Stop, she told herself. Alaric was right. You can’t spend the rest of your life in a windowless room, Meen.
She glanced around the hallway. Everything looked all right…normal, even.
The door to her apartment seemed okay, too. She swallowed, then walked up to it and inserted the key.
Whatever lay behind it, she told herself, she could take it. She’d been thrown across a church by a dragon, for God’s sake. She’d staked not one but two vampires, one of whom had actually played a vampire on TV.
She could handle whatever lay in store for her in Apt. 11B. She swung open the door, then reached for the light switch…
…and gasped.
She’d expected it to be bad.
But she hadn’t expected this.
Someone had already come through and…cleaned her apartment. Not just cleaned it but converted it…into a different place entirely. The walls had been completely scraped of the Dracul graffiti and repainted a crisp eggshell white. The broken furniture and spoiled electronics had been carted away. Her sodden books, her shredded clothes, her broken dishes…all of that was gone, too.
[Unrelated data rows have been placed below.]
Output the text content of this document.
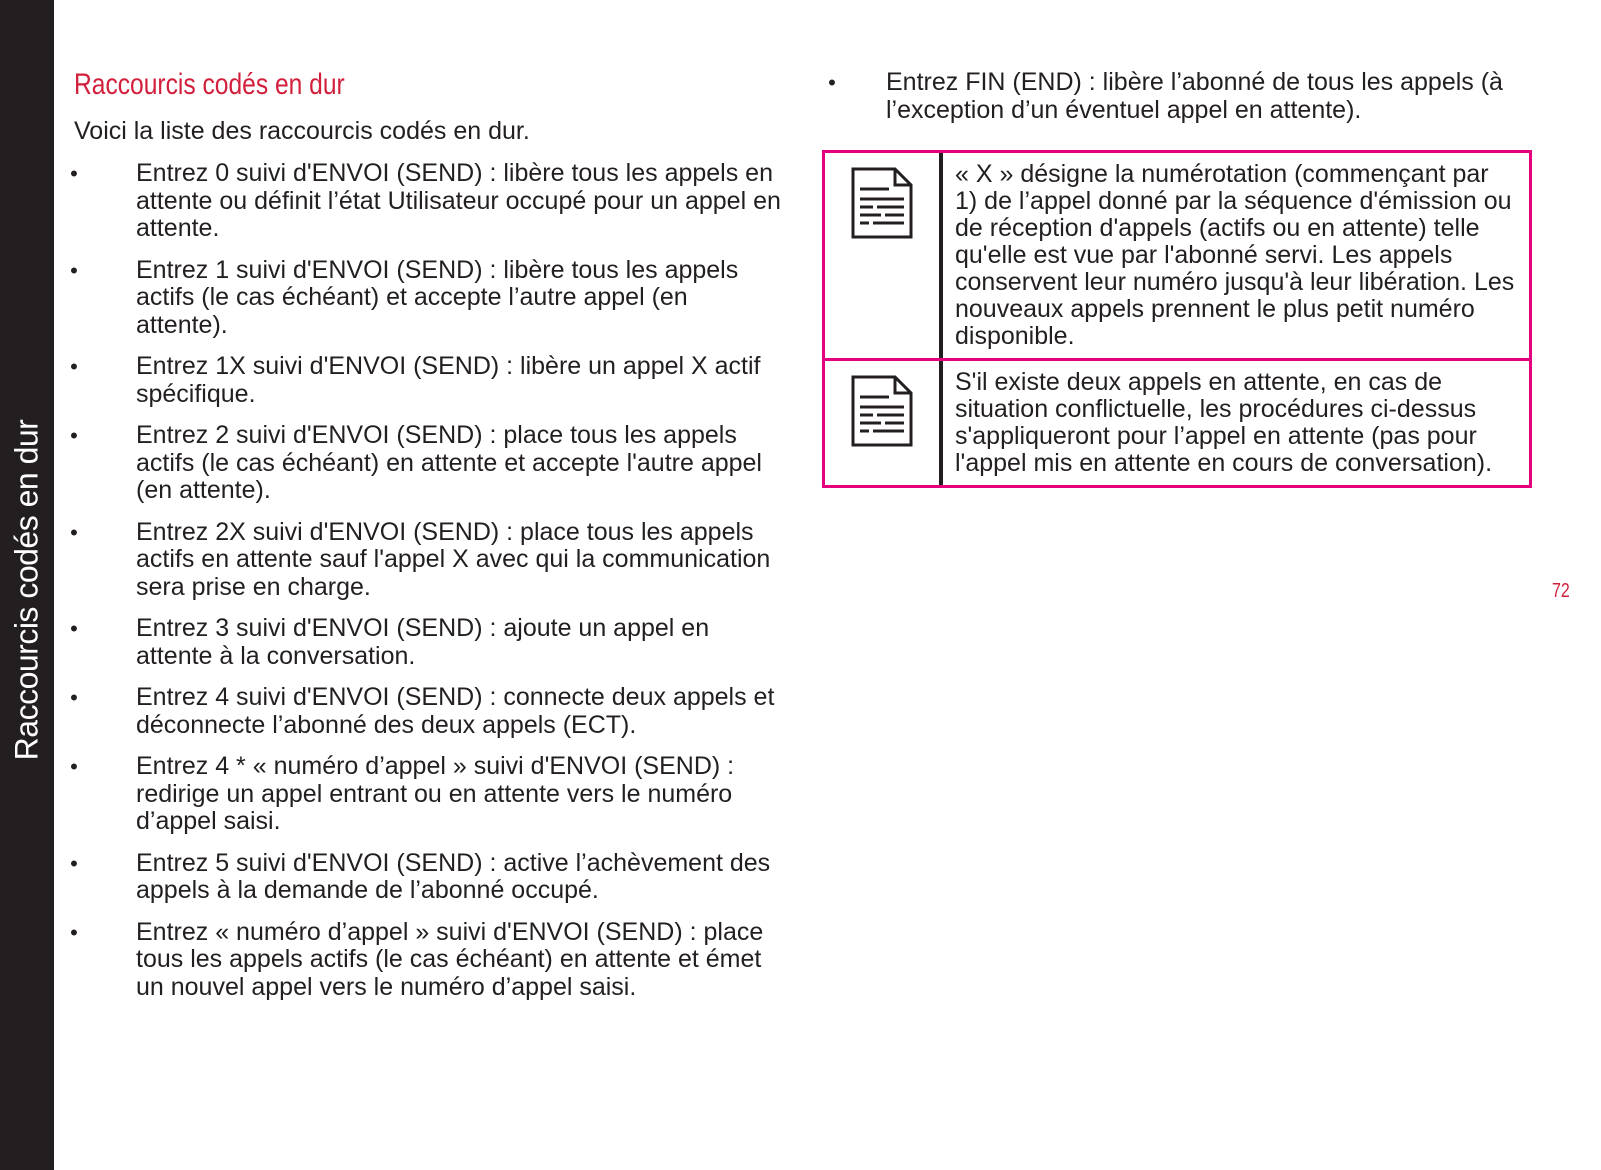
Raccourcis codés en dur
Raccourcis codés en dur
Voici la liste des raccourcis codés en dur.
• Entrez 0 suivi d'ENVOI (SEND) : libère tous les appels en attente ou définit l’état Utilisateur occupé pour un appel en attente.
• Entrez 1 suivi d'ENVOI (SEND) : libère tous les appels actifs (le cas échéant) et accepte l’autre appel (en attente).
• Entrez 1X suivi d'ENVOI (SEND) : libère un appel X actif spécifique.
• Entrez 2 suivi d'ENVOI (SEND) : place tous les appels actifs (le cas échéant) en attente et accepte l'autre appel (en attente).
• Entrez 2X suivi d'ENVOI (SEND) : place tous les appels actifs en attente sauf l'appel X avec qui la communication sera prise en charge.
• Entrez 3 suivi d'ENVOI (SEND) : ajoute un appel en attente à la conversation.
• Entrez 4 suivi d'ENVOI (SEND) : connecte deux appels et déconnecte l’abonné des deux appels (ECT).
• Entrez 4 * « numéro d’appel » suivi d'ENVOI (SEND) : redirige un appel entrant ou en attente vers le numéro d’appel saisi.
• Entrez 5 suivi d'ENVOI (SEND) : active l’achèvement des appels à la demande de l’abonné occupé.
• Entrez « numéro d’appel » suivi d'ENVOI (SEND) : place tous les appels actifs (le cas échéant) en attente et émet un nouvel appel vers le numéro d’appel saisi.
• Entrez FIN (END) : libère l’abonné de tous les appels (à l’exception d’un éventuel appel en attente).
« X » désigne la numérotation (commençant par 1) de l’appel donné par la séquence d'émission ou de réception d'appels (actifs ou en attente) telle qu'elle est vue par l'abonné servi. Les appels conservent leur numéro jusqu'à leur libération. Les nouveaux appels prennent le plus petit numéro disponible.
S'il existe deux appels en attente, en cas de situation conflictuelle, les procédures ci-dessus s'appliqueront pour l’appel en attente (pas pour l'appel mis en attente en cours de conversation).
72
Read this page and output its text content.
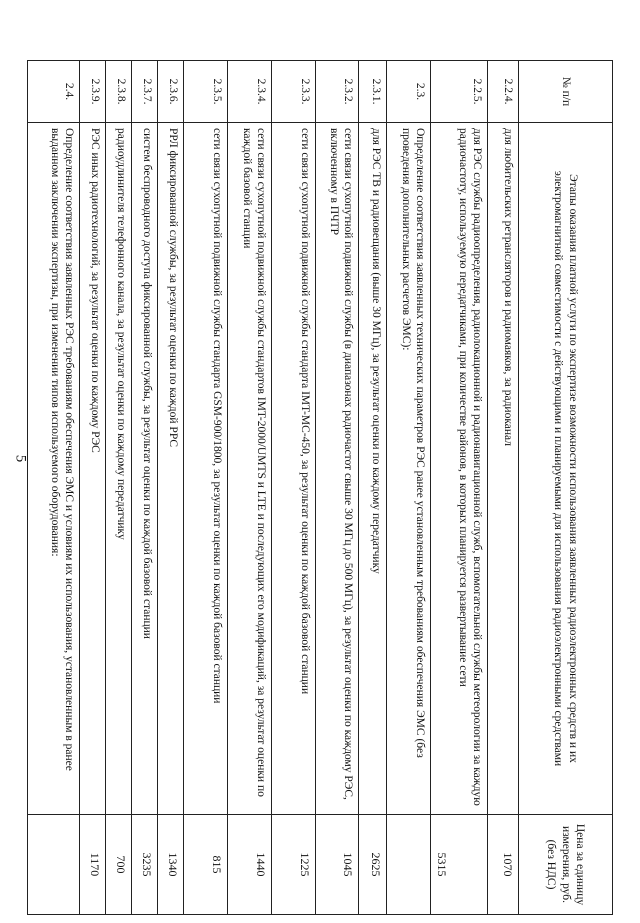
5
№ п/п	Этапы оказания платной услуги по экспертизе возможности использования заявленных радиоэлектронных средств и их электромагнитной совместимости с действующими и планируемыми для использования радиоэлектронными средствами	Цена за единицу измерения, руб. (без НДС)
2.2.4.	для любительских ретрансляторов и радиомаяков, за радиоканал	1070
2.2.5.	для РЭС службы радиоопределения, радиолокационной и радионавигационной служб, вспомогательной службы метеорологии за каждую радиочастоту, используемую передатчиками, при количестве районов, в которых планируется развертывание сети	5315
2.3.	Определение соответствия заявленных технических параметров РЭС ранее установленным требованиям обеспечения ЭМС (без проведения дополнительных расчетов ЭМС):	
2.3.1.	для РЭС ТВ и радиовещания (выше 30 МГц), за результат оценки по каждому передатчику	2625
2.3.2.	сети связи сухопутной подвижной службы (в диапазонах радиочастот свыше 30 МГц до 500 МГц), за результат оценки по каждому РЭС, включенному в ПЧТР	1045
2.3.3.	сети связи сухопутной подвижной службы стандарта IMT-MC-450, за результат оценки по каждой базовой станции	1225
2.3.4.	сети связи сухопутной подвижной службы стандартов IMT-2000/UMTS и LTE и последующих его модификаций, за результат оценки по каждой базовой станции	1440
2.3.5.	сети связи сухопутной подвижной службы стандарта GSM-900/1800, за результат оценки по каждой базовой станции	815
2.3.6.	РРЛ фиксированной службы, за результат оценки по каждой РРС	1340
2.3.7.	систем беспроводного доступа фиксированной службы, за результат оценки по каждой базовой станции	3235
2.3.8.	радиоудлинителя телефонного канала, за результат оценки по каждому передатчику	700
2.3.9.	РЭС иных радиотехнологий, за результат оценки по каждому РЭС	1170
2.4.	Определение соответствия заявленных РЭС требованиям обеспечения ЭМС и условиям их использования, установленным в ранее выданном заключении экспертизы, при изменении типов используемого оборудования:	
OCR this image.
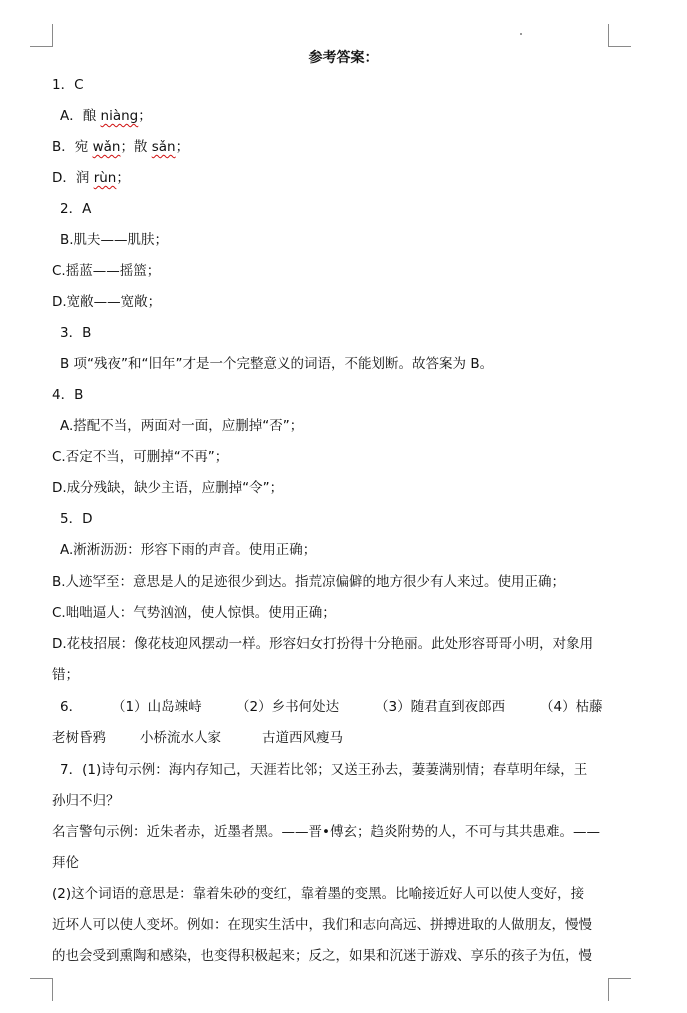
参考答案：
1．C
A．酿 niàng；
B．宛 wǎn；散 sǎn；
D．润 rùn；
2．A
B.肌夫——肌肤；
C.摇蓝——摇篮；
D.宽敝——宽敞；
3．B
B 项“残夜”和“旧年”才是一个完整意义的词语，不能划断。故答案为 B。
4．B
A.搭配不当，两面对一面，应删掉“否”；
C.否定不当，可删掉“不再”；
D.成分残缺，缺少主语，应删掉“令”；
5．D
A.淅淅沥沥：形容下雨的声音。使用正确；
B.人迹罕至：意思是人的足迹很少到达。指荒凉偏僻的地方很少有人来过。使用正确；
C.咄咄逼人：气势汹汹，使人惊惧。使用正确；
D.花枝招展：像花枝迎风摆动一样。形容妇女打扮得十分艳丽。此处形容哥哥小明，对象用
错；
6． （1）山岛竦峙	（2）乡书何处达	（3）随君直到夜郎西	（4）枯藤
老树昏鸦	小桥流水人家	古道西风瘦马
7．(1)诗句示例：海内存知己，天涯若比邻；又送王孙去，萋萋满别情；春草明年绿，王
孙归不归？
名言警句示例：近朱者赤，近墨者黑。——晋•傅玄；趋炎附势的人，不可与其共患难。——
拜伦
(2)这个词语的意思是：靠着朱砂的变红，靠着墨的变黑。比喻接近好人可以使人变好，接
近坏人可以使人变坏。例如：在现实生活中，我们和志向高远、拼搏进取的人做朋友，慢慢
的也会受到熏陶和感染，也变得积极起来；反之，如果和沉迷于游戏、享乐的孩子为伍，慢
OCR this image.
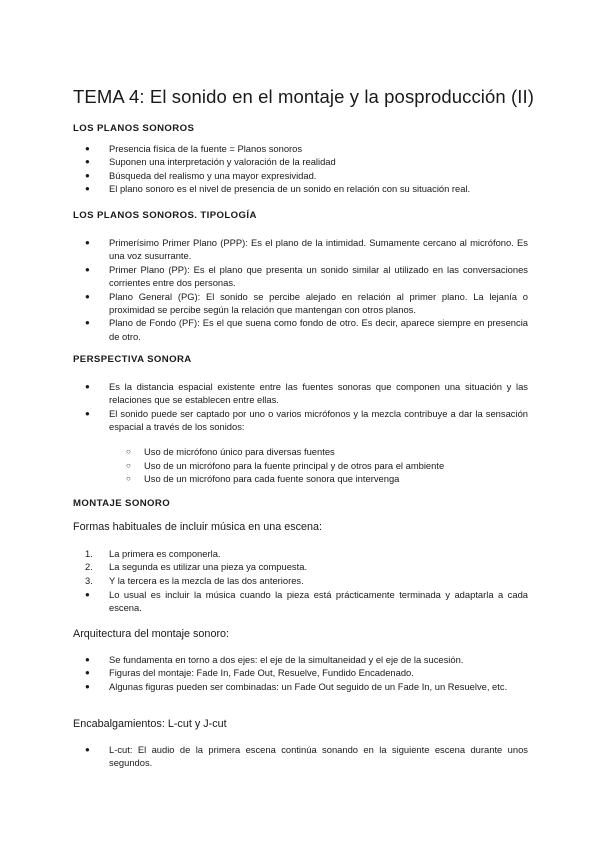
TEMA 4: El sonido en el montaje y la posproducción (II)
LOS PLANOS SONOROS
●
Presencia física de la fuente = Planos sonoros
●
Suponen una interpretación y valoración de la realidad
●
Búsqueda del realismo y una mayor expresividad.
●
El plano sonoro es el nivel de presencia de un sonido en relación con su situación real.
LOS PLANOS SONOROS. TIPOLOGÍA
●
Primerísimo Primer Plano (PPP): Es el plano de la intimidad. Sumamente cercano al micrófono. Es una voz susurrante.
●
Primer Plano (PP): Es el plano que presenta un sonido similar al utilizado en las conversaciones corrientes entre dos personas.
●
Plano General (PG): El sonido se percibe alejado en relación al primer plano. La lejanía o proximidad se percibe según la relación que mantengan con otros planos.
●
Plano de Fondo (PF): Es el que suena como fondo de otro. Es decir, aparece siempre en presencia de otro.
PERSPECTIVA SONORA
●
Es la distancia espacial existente entre las fuentes sonoras que componen una situación y las relaciones que se establecen entre ellas.
●
El sonido puede ser captado por uno o varios micrófonos y la mezcla contribuye a dar la sensación espacial a través de los sonidos:
○
Uso de micrófono único para diversas fuentes
○
Uso de un micrófono para la fuente principal y de otros para el ambiente
○
Uso de un micrófono para cada fuente sonora que intervenga
MONTAJE SONORO

Formas habituales de incluir música en una escena:

1.	La primera es componerla.
2.	La segunda es utilizar una pieza ya compuesta.
3.	Y la tercera es la mezcla de las dos anteriores.
●
Lo usual es incluir la música cuando la pieza está prácticamente terminada y adaptarla a cada escena.

Arquitectura del montaje sonoro:

●
Se fundamenta en torno a dos ejes: el eje de la simultaneidad y el eje de la sucesión.
●
Figuras del montaje: Fade In, Fade Out, Resuelve, Fundido Encadenado.
●
Algunas figuras pueden ser combinadas: un Fade Out seguido de un Fade In, un Resuelve, etc.

Encabalgamientos: L-cut y J-cut

●
L-cut: El audio de la primera escena continúa sonando en la siguiente escena durante unos segundos.
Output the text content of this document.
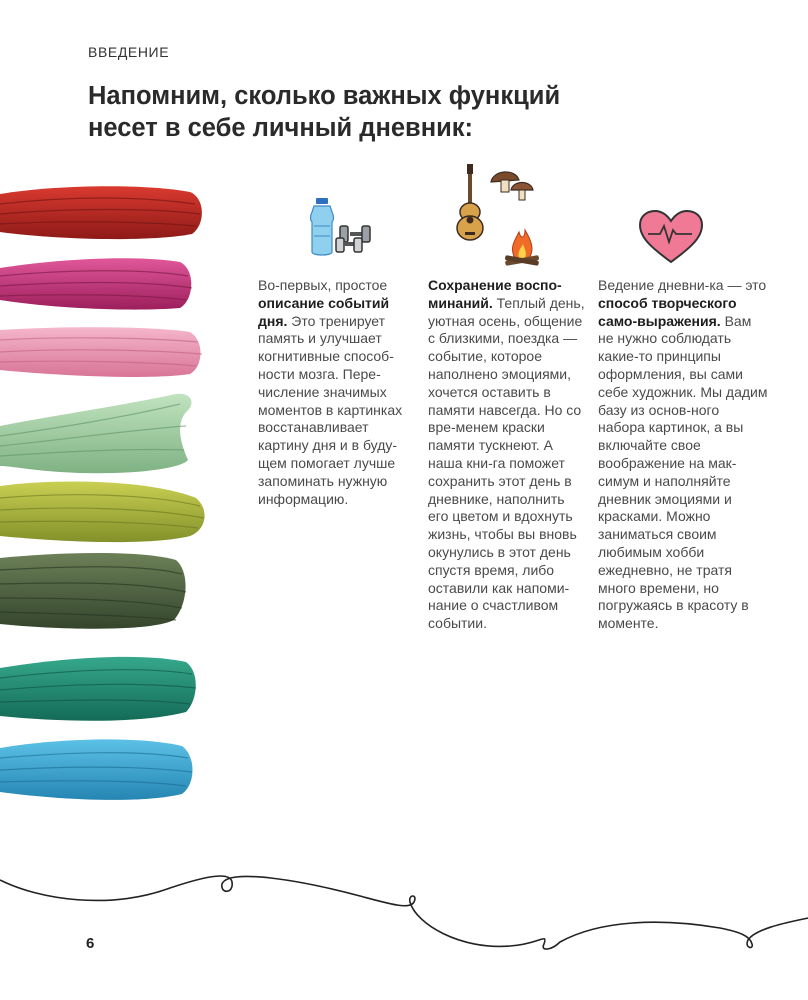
ВВЕДЕНИЕ
Напомним, сколько важных функций
несет в себе личный дневник:

Во-первых, простое описание событий дня. Это тренирует память и улучшает когнитивные способ-ности мозга. Пере-числение значимых моментов в картинках восстанавливает картину дня и в буду-щем помогает лучше запоминать нужную информацию.

Сохранение воспо-минаний. Теплый день, уютная осень, общение с близкими, поездка — событие, которое наполнено эмоциями, хочется оставить в памяти навсегда. Но со вре-менем краски памяти тускнеют. А наша кни-га поможет сохранить этот день в дневнике, наполнить его цветом и вдохнуть жизнь, чтобы вы вновь окунулись в этот день спустя время, либо оставили как напоми-нание о счастливом событии.

Ведение дневни-ка — это способ творческого само-выражения. Вам не нужно соблюдать какие-то принципы оформления, вы сами себе художник. Мы дадим базу из основ-ного набора картинок, а вы включайте свое воображение на мак-симум и наполняйте дневник эмоциями и красками. Можно заниматься своим любимым хобби ежедневно, не тратя много времени, но погружаясь в красоту в моменте.

6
All new stainless steel appliances had been installed in the kitchen. Her parquet floors had been sanded and gleamed with fresh polish. Even the fireplace’s flues finally opened, though they never had before.
Her apartment looked better than it had at any time when she had ever lived there. It looked better than the day she and David had moved in.
Who had done all this?
Not Jon. She knew that. He had been at Leisha and Adam’s all week, working on the baby’s room, trying to get it done before Leisha and the baby came home from the hospital.
Not Alaric, obviously. How could he have done this while lying in bed with one leg in traction?
And Abraham Holtzman and Father Bernard and the others were missing the first layer of skin off their faces and hands.
Besides which, where would they have gotten the money?
There was only one other explanation.
And even as Meena was thinking to herself that it was impossible-impossible, because he was dead, he had to be dead (except for the fact that she could swear she felt someone’s gaze on her every night through the rectory kitchen window as she did the dishes); she had almost convinced herself she wanted him to be dead-she turned around, and there he was, coming in from the rain through the balcony door.